Amnesty International’s Americas director Erika Guevara-Rosas said “the brave defenders of the land, territory and environment face constant danger in Mexico.”

She called for President López Obrador to publicly recognize activists for “their invaluable contribution to the protection of natural resources,” and insisted that the government take forceful action to guarantee them safe working conditions.

On the anniversary of the murder of Rarámuri activist Julián Carrillo, the organization made an official statement to the government pleading for action.

“One year after the death of indigenous Rarámuri leader Julián Carrillo, the Mexican authorities should carry out an exhaustive investigation to determine who is responsible for his death and in all cases of attacks against [environmental activists],” it said in a press release.

Carrillo was murdered on October 24, 2018 in his hometown of Coloradas de la Virgen, Chihuahua. He had previously been threatened and harassed for defending ancestral land in the Sierra Tarahumara, and at least five of his family members had been murdered in previous years.

“After a year, the Mexican authorities still haven’t tried those responsible for Carrillo’s death. As of now, two people have been detained and are being investigated, but they still haven’t determined responsibility,” said Amnesty International.

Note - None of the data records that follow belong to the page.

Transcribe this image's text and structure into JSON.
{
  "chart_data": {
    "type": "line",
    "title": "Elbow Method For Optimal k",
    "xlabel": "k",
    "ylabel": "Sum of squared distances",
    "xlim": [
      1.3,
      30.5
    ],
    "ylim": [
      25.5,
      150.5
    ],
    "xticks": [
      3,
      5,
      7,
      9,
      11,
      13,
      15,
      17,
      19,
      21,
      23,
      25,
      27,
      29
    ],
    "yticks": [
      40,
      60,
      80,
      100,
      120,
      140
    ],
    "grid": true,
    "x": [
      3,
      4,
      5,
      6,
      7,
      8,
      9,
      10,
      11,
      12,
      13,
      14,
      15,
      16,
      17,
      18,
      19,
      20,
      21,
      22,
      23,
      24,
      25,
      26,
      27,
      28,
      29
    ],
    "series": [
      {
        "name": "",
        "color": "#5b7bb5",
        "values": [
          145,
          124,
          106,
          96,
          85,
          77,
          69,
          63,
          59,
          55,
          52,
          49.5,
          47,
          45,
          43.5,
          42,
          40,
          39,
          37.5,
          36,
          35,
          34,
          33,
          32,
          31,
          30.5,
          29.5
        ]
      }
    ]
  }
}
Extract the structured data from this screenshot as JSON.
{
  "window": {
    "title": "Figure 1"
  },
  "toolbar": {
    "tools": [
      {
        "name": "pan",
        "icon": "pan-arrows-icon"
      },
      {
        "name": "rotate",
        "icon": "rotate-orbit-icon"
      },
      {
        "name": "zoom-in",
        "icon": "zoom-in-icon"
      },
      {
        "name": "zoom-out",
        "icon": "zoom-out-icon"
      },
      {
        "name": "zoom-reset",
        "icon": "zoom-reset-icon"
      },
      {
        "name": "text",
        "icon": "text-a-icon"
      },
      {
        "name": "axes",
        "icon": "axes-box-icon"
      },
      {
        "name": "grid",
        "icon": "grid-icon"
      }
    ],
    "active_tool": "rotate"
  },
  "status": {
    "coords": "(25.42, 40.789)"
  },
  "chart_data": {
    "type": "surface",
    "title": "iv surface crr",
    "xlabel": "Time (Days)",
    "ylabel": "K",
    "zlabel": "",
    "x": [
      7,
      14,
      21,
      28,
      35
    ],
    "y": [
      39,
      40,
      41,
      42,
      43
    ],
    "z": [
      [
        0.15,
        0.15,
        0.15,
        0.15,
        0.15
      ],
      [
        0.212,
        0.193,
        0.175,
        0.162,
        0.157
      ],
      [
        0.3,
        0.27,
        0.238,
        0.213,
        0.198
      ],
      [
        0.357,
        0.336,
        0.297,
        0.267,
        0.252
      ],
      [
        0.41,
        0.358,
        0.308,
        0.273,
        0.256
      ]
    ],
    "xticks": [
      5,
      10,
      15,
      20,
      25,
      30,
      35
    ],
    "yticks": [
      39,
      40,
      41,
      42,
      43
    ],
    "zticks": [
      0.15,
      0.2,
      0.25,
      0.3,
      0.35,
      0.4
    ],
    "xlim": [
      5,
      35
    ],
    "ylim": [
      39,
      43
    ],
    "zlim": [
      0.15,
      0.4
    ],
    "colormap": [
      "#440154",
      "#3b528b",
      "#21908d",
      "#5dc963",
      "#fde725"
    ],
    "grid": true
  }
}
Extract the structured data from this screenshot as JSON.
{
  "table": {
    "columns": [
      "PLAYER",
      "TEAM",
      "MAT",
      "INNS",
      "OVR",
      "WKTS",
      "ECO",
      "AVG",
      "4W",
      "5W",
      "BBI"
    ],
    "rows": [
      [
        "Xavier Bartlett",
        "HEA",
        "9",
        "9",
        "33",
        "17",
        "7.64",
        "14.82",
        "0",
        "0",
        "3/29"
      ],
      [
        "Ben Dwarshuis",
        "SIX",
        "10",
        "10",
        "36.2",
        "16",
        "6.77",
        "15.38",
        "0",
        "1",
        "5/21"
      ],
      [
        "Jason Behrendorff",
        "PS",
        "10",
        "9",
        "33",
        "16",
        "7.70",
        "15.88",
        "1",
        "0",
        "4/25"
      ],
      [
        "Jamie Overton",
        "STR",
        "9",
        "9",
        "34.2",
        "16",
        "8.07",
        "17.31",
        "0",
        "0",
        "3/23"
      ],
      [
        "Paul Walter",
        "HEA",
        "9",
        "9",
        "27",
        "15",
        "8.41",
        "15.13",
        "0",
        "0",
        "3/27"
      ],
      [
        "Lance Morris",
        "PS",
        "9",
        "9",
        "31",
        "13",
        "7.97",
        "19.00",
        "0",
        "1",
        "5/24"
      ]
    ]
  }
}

The organization’s executive director in Mexico, Tania Reneaum, said Carrillo was murdered despite being ostensibly protected by a Mexican government program that offers protection to human rights workers and journalists. She said the situation is serious and that the mechanism needs reviewing.

“The fight for the rights of the land and against indiscriminate exploitation of natural resources, carried out by defenders of land and territory, deserves all of our solidarity and support, given our fundamental obligation to leave a healthy environment for future generations,” she said.